As an experienced ESL teacher will tell you, finding and starting your first job can be nerve-wracking. Fresh off getting your TEFL qualification and, often, arriving in an unfamiliar country, your self-doubt is at its highest, and the little voice in your head that frequently likes to say ‘you can’t do this’ has never been louder.
However, those fears will soon subside as you apply for jobs and the offers for interviews and demo classes start rolling in. With that in mind, here are 5 tips to help you land your first teaching job.
Get a Good TEFL Qualification
The first way to place yourself in a position to land your first job, before you apply for a single role, is to get a high-quality TEFL qualification. Getting one with a reputable company, such as The TEFL Org, the UK’s most experienced course provider, will make it far easier to land a job with schools and centers around the world. They’ll have confidence in the fact you’re a competent and well-trained teacher worth hiring and investing in.
Better still, completing a comprehensive TEFL course will make you feel more prepared and confident when applying for jobs and conducting interviews. It will help to erode away feelings of being unqualified and the imposter syndrome that many new teachers experience before, and often during, their first job.
Bookmark the best job boards and check them every day until you secure a job. For the quickest results, I suggest forming a routine, where you visit each board twice a day – morning and evening, in order to apply for jobs within a few hours of them being advertised.
As well as places like Craigslist and renowned job boards like Dave’s ESL cafe, check for popular job boards in the country you’re looking for a job. Thailand, for instance, has a job board called Ajarn – where I found my first teaching job!
Additionally, many course providers have their own job boards, with exclusive access for former students. The TELF Org, for instance, grants their students lifetime access, giving them an additional resource for finding their first job – and every one after that.
Now, be prepared for the fact that while on some days you’ll find a number of suitable jobs, others will see you find little of interest. However, do this daily and you’re bound to find something to get you started.
Join All the Facebook Teachers Groups
Once you know where you’d like to work, join all the Facebook groups for teachers in that area. Not only do they consistently have schools and recruiters looking for staff but they’re full of teachers who’ll offer helpful advice, should you need it.
As well as applying for jobs that pop up, be proactive and introduce yourself to the group. This is a chance to tell people where you’re from, what your qualifications are, and the type of work you’re looking for.
Also, join substitute request groups, where teachers ask for cover for their classes. By doing so, you’ll earn a little something while getting a foot in the door if you impress.
Apply to Schools Directly
Applying to schools and centers directly gives you access to unadvertised jobs.
The advantage of this strategy is that there are always way more teaching vacancies than are posted. Schools are always looking for new staff for a variety of reasons, such as teachers returning home, moving onto another job – or because it’s simply not working out. Applying directly gives you an insurmountable advantage over other job seekers that rely on job postings.
You can apply through a company’s website or if you’re already where you plan to work, hand in your resume personally. In fact, when you’re looking for work, get into the habit of carrying a stack of resumes with you everywhere, so you can stop and drop one off when you come across a potential employer.

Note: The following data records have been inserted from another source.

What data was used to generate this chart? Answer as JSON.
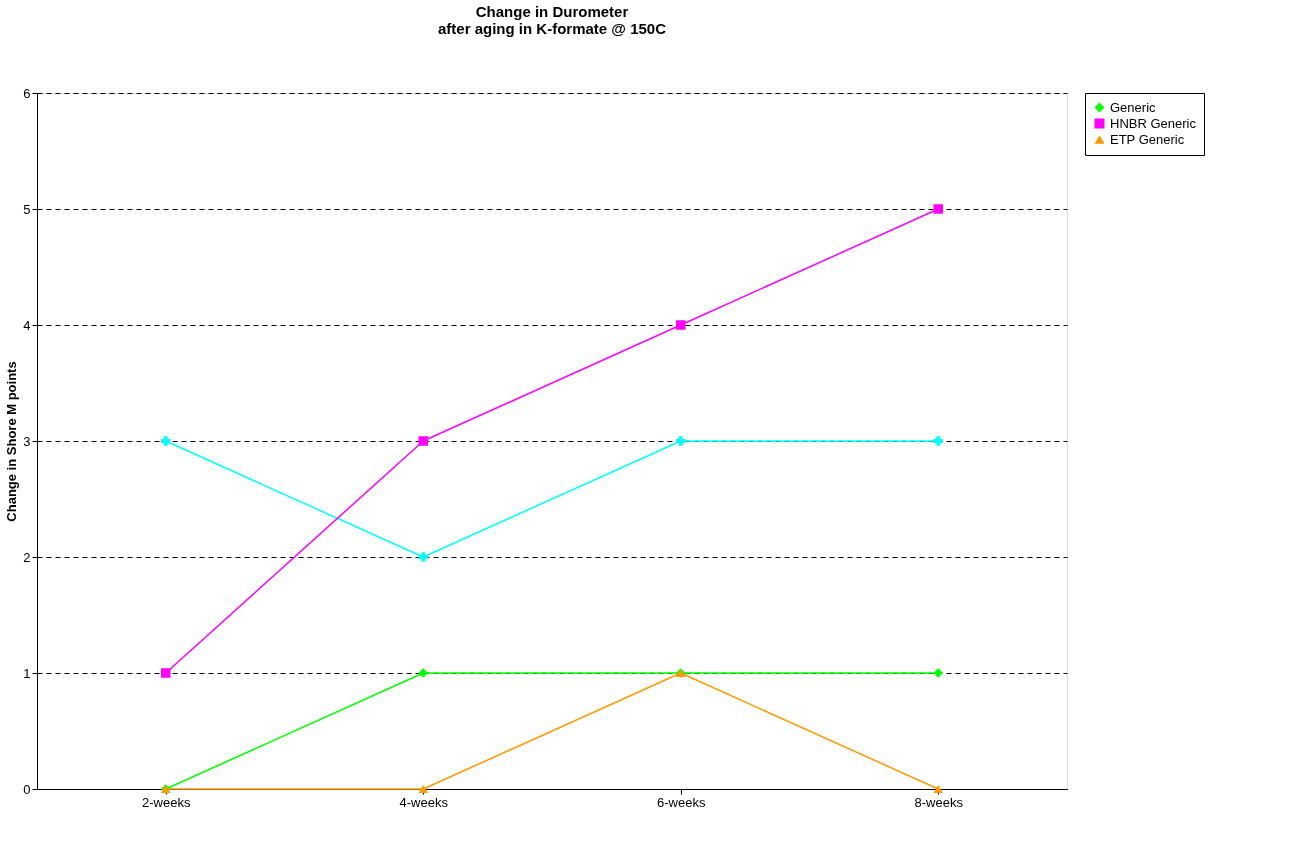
{
  "chart_data": {
    "type": "line",
    "title": "Change in Durometer\nafter aging in K-formate @ 150C",
    "ylabel": "Change in Shore M points",
    "categories": [
      "2-weeks",
      "4-weeks",
      "6-weeks",
      "8-weeks"
    ],
    "series": [
      {
        "name": "Generic",
        "color": "#00ff00",
        "marker": "diamond",
        "values": [
          0,
          1,
          1,
          1
        ]
      },
      {
        "color": "#00ffff",
        "marker": "cross",
        "values": [
          3,
          2,
          3,
          3
        ]
      },
      {
        "name": "HNBR Generic",
        "color": "#ff00ff",
        "marker": "square",
        "values": [
          1,
          3,
          4,
          5
        ]
      },
      {
        "name": "ETP Generic",
        "color": "#ff9900",
        "marker": "triangle",
        "values": [
          0,
          0,
          1,
          0
        ]
      }
    ],
    "ylim": [
      0,
      6
    ],
    "yticks": [
      0,
      1,
      2,
      3,
      4,
      5,
      6
    ],
    "grid": "y",
    "legend": "right"
  }
}
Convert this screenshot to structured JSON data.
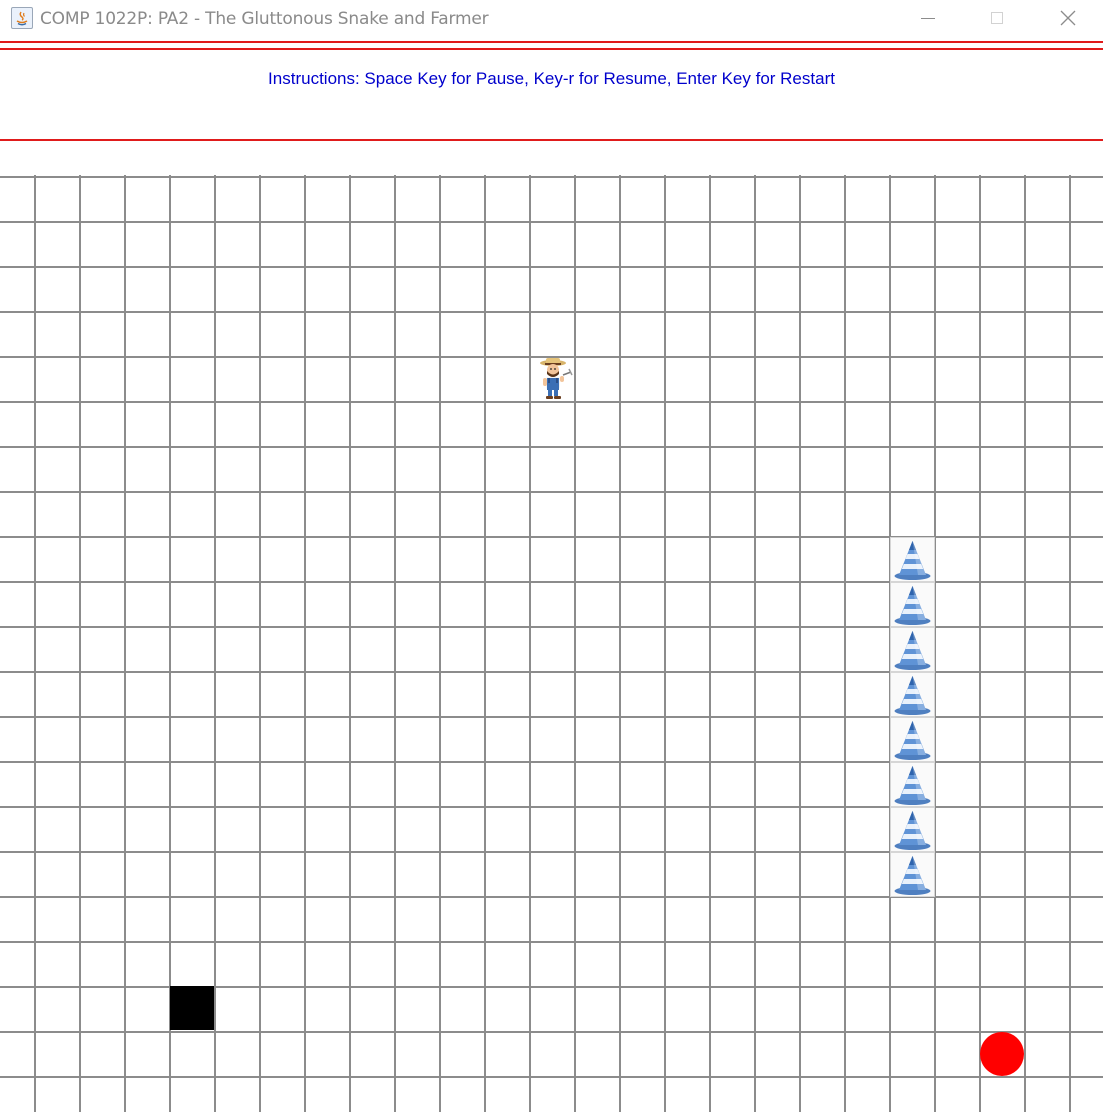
{
  "window": {
    "title": "COMP 1022P: PA2 - The Gluttonous Snake and Farmer",
    "controls": [
      "minimize",
      "maximize",
      "close"
    ]
  },
  "header": {
    "instructions": "Instructions: Space Key for Pause, Key-r for Resume, Enter Key for Restart",
    "instructions_color": "#0000cc",
    "divider_color": "#e01b1b"
  },
  "board": {
    "grid_line_color": "#8c8c8c",
    "farmer_icon": "farmer-icon",
    "snake_segment_icon": "traffic-cone-icon",
    "snake_length": 8,
    "obstacle_icon": "black-square",
    "food_icon": "red-circle",
    "food_color": "#ff0000",
    "obstacle_color": "#000000"
  }
}
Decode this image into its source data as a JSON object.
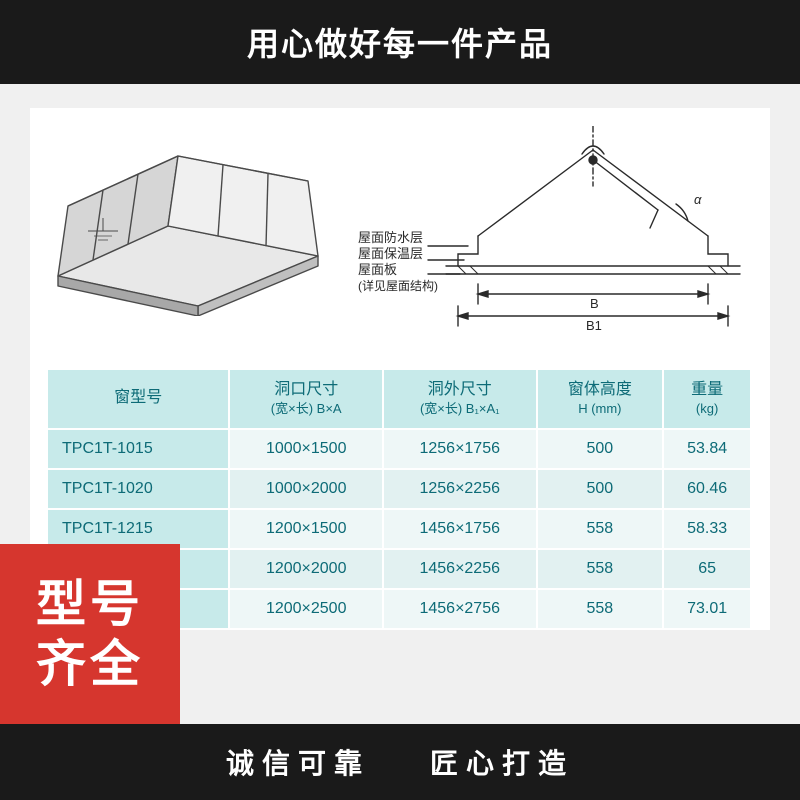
{
  "banners": {
    "top": "用心做好每一件产品",
    "bottom_left": "诚信可靠",
    "bottom_right": "匠心打造"
  },
  "badge": {
    "line1": "型号",
    "line2": "齐全",
    "bg_color": "#d6362e",
    "text_color": "#ffffff"
  },
  "diagram": {
    "iso": {
      "stroke": "#4a4a4a",
      "fill_light": "#e8e8e8",
      "fill_dark": "#bfbfbf"
    },
    "section": {
      "stroke": "#2a2a2a",
      "callouts": [
        "屋面防水层",
        "屋面保温层",
        "屋面板",
        "(详见屋面结构)"
      ],
      "dim_b": "B",
      "dim_b1": "B1",
      "angle": "α"
    }
  },
  "table": {
    "header_bg": "#c7eaea",
    "header_color": "#0d6b77",
    "row_bg_a": "#eef7f7",
    "row_bg_b": "#e2f1f1",
    "columns": [
      {
        "main": "窗型号",
        "sub": ""
      },
      {
        "main": "洞口尺寸",
        "sub": "(宽×长)\nB×A"
      },
      {
        "main": "洞外尺寸",
        "sub": "(宽×长)\nB₁×A₁"
      },
      {
        "main": "窗体高度",
        "sub": "H\n(mm)"
      },
      {
        "main": "重量",
        "sub": "(kg)"
      }
    ],
    "rows": [
      {
        "model": "TPC1T-1015",
        "opening": "1000×1500",
        "outer": "1256×1756",
        "height": "500",
        "weight": "53.84",
        "band": "a"
      },
      {
        "model": "TPC1T-1020",
        "opening": "1000×2000",
        "outer": "1256×2256",
        "height": "500",
        "weight": "60.46",
        "band": "b"
      },
      {
        "model": "TPC1T-1215",
        "opening": "1200×1500",
        "outer": "1456×1756",
        "height": "558",
        "weight": "58.33",
        "band": "a"
      },
      {
        "model": "",
        "opening": "1200×2000",
        "outer": "1456×2256",
        "height": "558",
        "weight": "65",
        "band": "b"
      },
      {
        "model": "",
        "opening": "1200×2500",
        "outer": "1456×2756",
        "height": "558",
        "weight": "73.01",
        "band": "a"
      }
    ]
  }
}
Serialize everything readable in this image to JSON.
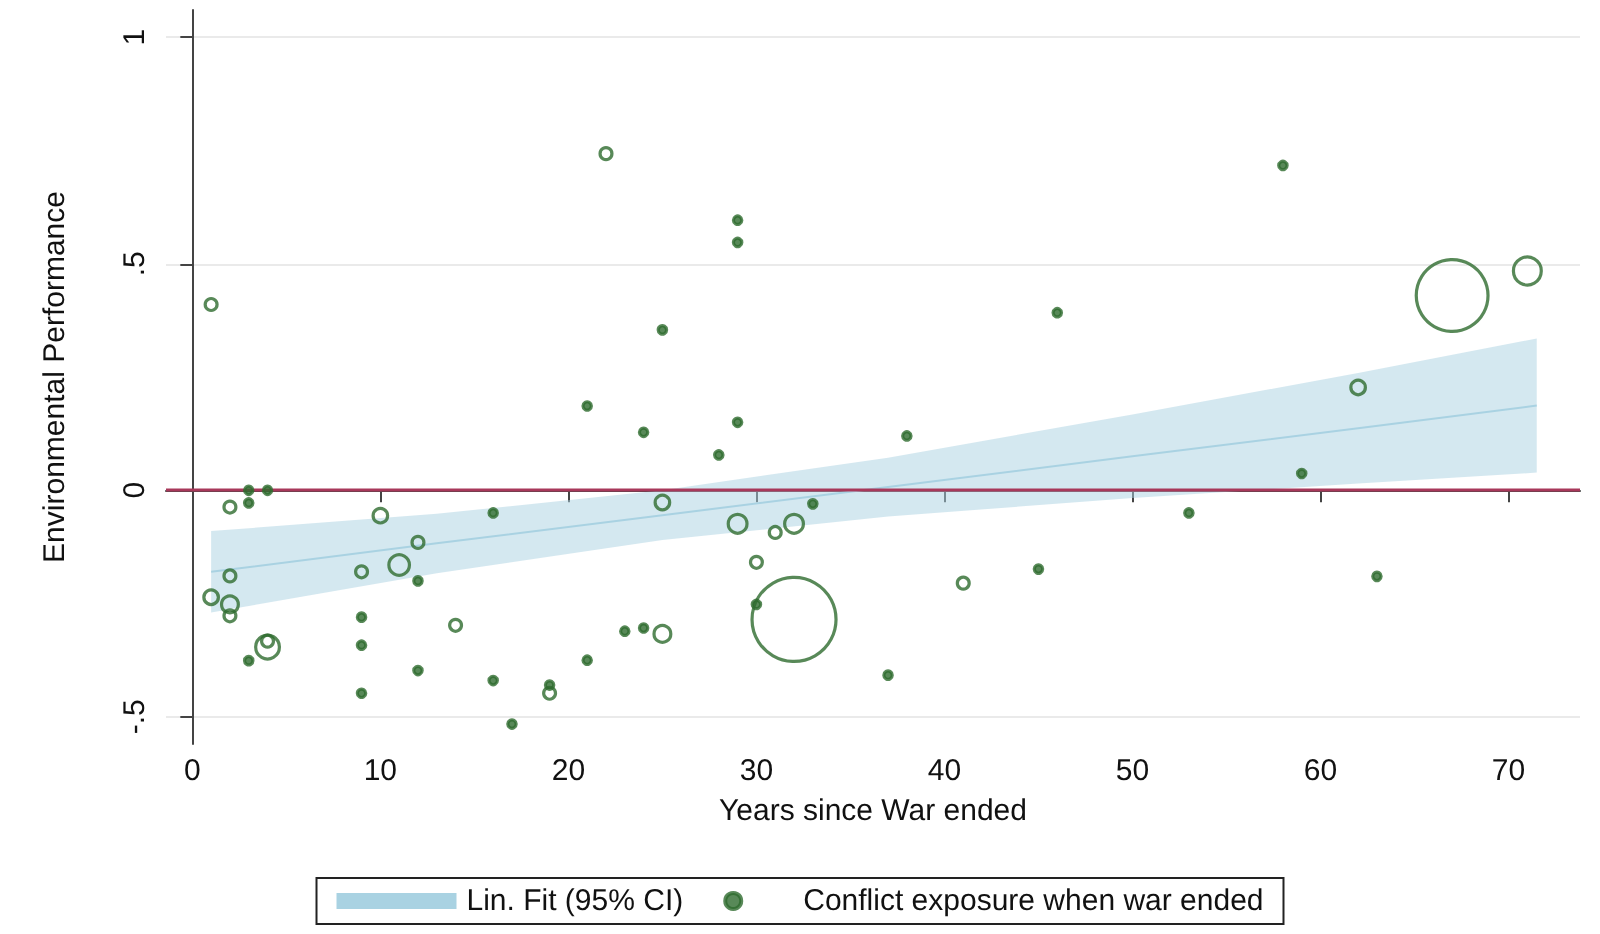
{
  "chart_data": {
    "type": "bubble",
    "xlabel": "Years since War ended",
    "ylabel": "Environmental Performance",
    "xlim": [
      -1.4,
      73.8
    ],
    "xticks": [
      0,
      10,
      20,
      30,
      40,
      50,
      60,
      70
    ],
    "ylim": [
      -0.56,
      1.06
    ],
    "yticks": [
      {
        "value": -0.5,
        "label": "-.5"
      },
      0,
      {
        "value": 0.5,
        "label": ".5"
      },
      1
    ],
    "grid": "y",
    "legend": "bottom",
    "ref_lines": [
      {
        "axis": "y",
        "value": 0,
        "color": "#a8385a"
      }
    ],
    "series": [
      {
        "name": "Lin. Fit (95% CI)",
        "type": "line",
        "color": "#a9d2e2",
        "x": [
          1,
          13,
          25,
          37,
          50,
          62,
          71.5
        ],
        "values": [
          -0.18,
          -0.117,
          -0.055,
          0.007,
          0.075,
          0.137,
          0.187
        ],
        "lower": [
          -0.27,
          -0.183,
          -0.11,
          -0.058,
          -0.017,
          0.015,
          0.039
        ],
        "upper": [
          -0.09,
          -0.052,
          0,
          0.072,
          0.167,
          0.259,
          0.335
        ]
      },
      {
        "name": "Conflict exposure when war ended",
        "color": "#2e6b2e",
        "marker": "circle",
        "x": [
          1,
          22,
          29,
          29,
          25,
          21,
          24,
          29,
          28,
          58,
          46,
          67,
          71,
          38,
          62,
          59,
          3,
          4,
          2,
          3,
          10,
          16,
          25,
          29,
          31,
          32,
          33,
          12,
          11,
          9,
          12,
          2,
          1,
          2,
          2,
          4,
          4,
          3,
          9,
          9,
          9,
          14,
          12,
          16,
          19,
          19,
          17,
          21,
          23,
          24,
          25,
          30,
          30,
          32,
          41,
          45,
          37,
          53,
          63
        ],
        "values": [
          0.41,
          0.743,
          0.596,
          0.547,
          0.354,
          0.186,
          0.128,
          0.15,
          0.078,
          0.717,
          0.392,
          0.43,
          0.484,
          0.12,
          0.227,
          0.037,
          0,
          0,
          -0.037,
          -0.028,
          -0.056,
          -0.05,
          -0.027,
          -0.074,
          -0.093,
          -0.074,
          -0.03,
          -0.115,
          -0.165,
          -0.18,
          -0.2,
          -0.189,
          -0.236,
          -0.252,
          -0.277,
          -0.346,
          -0.333,
          -0.376,
          -0.28,
          -0.342,
          -0.448,
          -0.298,
          -0.398,
          -0.42,
          -0.448,
          -0.43,
          -0.516,
          -0.375,
          -0.311,
          -0.304,
          -0.317,
          -0.159,
          -0.252,
          -0.285,
          -0.205,
          -0.174,
          -0.408,
          -0.05,
          -0.19
        ],
        "sizes": [
          0.02,
          0.02,
          0.01,
          0.01,
          0.01,
          0.01,
          0.01,
          0.01,
          0.01,
          0.01,
          0.01,
          0.73,
          0.11,
          0.01,
          0.03,
          0.01,
          0.01,
          0.01,
          0.02,
          0.01,
          0.03,
          0.01,
          0.03,
          0.05,
          0.02,
          0.05,
          0.01,
          0.02,
          0.06,
          0.02,
          0.01,
          0.02,
          0.03,
          0.04,
          0.02,
          0.08,
          0.02,
          0.01,
          0.01,
          0.01,
          0.01,
          0.02,
          0.01,
          0.01,
          0.02,
          0.01,
          0.01,
          0.01,
          0.01,
          0.01,
          0.04,
          0.02,
          0.01,
          1,
          0.02,
          0.01,
          0.01,
          0.01,
          0.01
        ]
      }
    ]
  }
}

Make Friends with Teachers
My final, and best tip, is to simply go out and meet other teachers in your chosen location. This is highly effective because some will be aware of places that are hiring or know people that are leaving soon and who’ll need to be replaced, giving you the inside track. If you happen to already know people where you plan to work, great – you’re already plugged in and just need to make an effort to meet up with them.
Conversely, if you don’t know anyone, that’s cool – you’ll just have to do a little research and have a little courage. First, find out if your chosen location has an area where ex-pats tend to congregate, like Thao Dien in Ho Chi Minh City, or Tay Ho in Hanoi. Then look up bars, clubs, events, places where you can take part in your favorite sports or hobbies – and go!
Now, just to clarify – I’m not suggesting that you ask someone for a job as soon as you start talking to them. However, eventually, they’ll ask what you’re doing – whether you’re traveling or looking to stick around, which brings the opportunity to enlist their help. For example: “I’m looking to stick around for a bit, and I’m actually looking for work, so if you know of any vacancies, I’d appreciate it if you let me know.” Better still, if they’re good at their job, there’s a chance their school will ask if they know teachers looking for work.
So, not only is this handy for finding out about off-the-grid jobs but being recommended carries far more weight than if you’d just applied yourself. Also, if someone does help land you a job, remember to buy them a drink or two, when that first paycheque comes through!
You could land a fantastic, first teaching job with just one of the above tips – but, use them in combination with each other and you’ll have more potential employers knocking on your door than you’ll know what to do with. Your problem won’t be finding work, it’ll be deciding between all the amazing job offers. And hey, there’s no reason you should only use these ideas to lock down your first role, you can use them to find subsequent jobs when you’re looking for a new challenge. Good luck!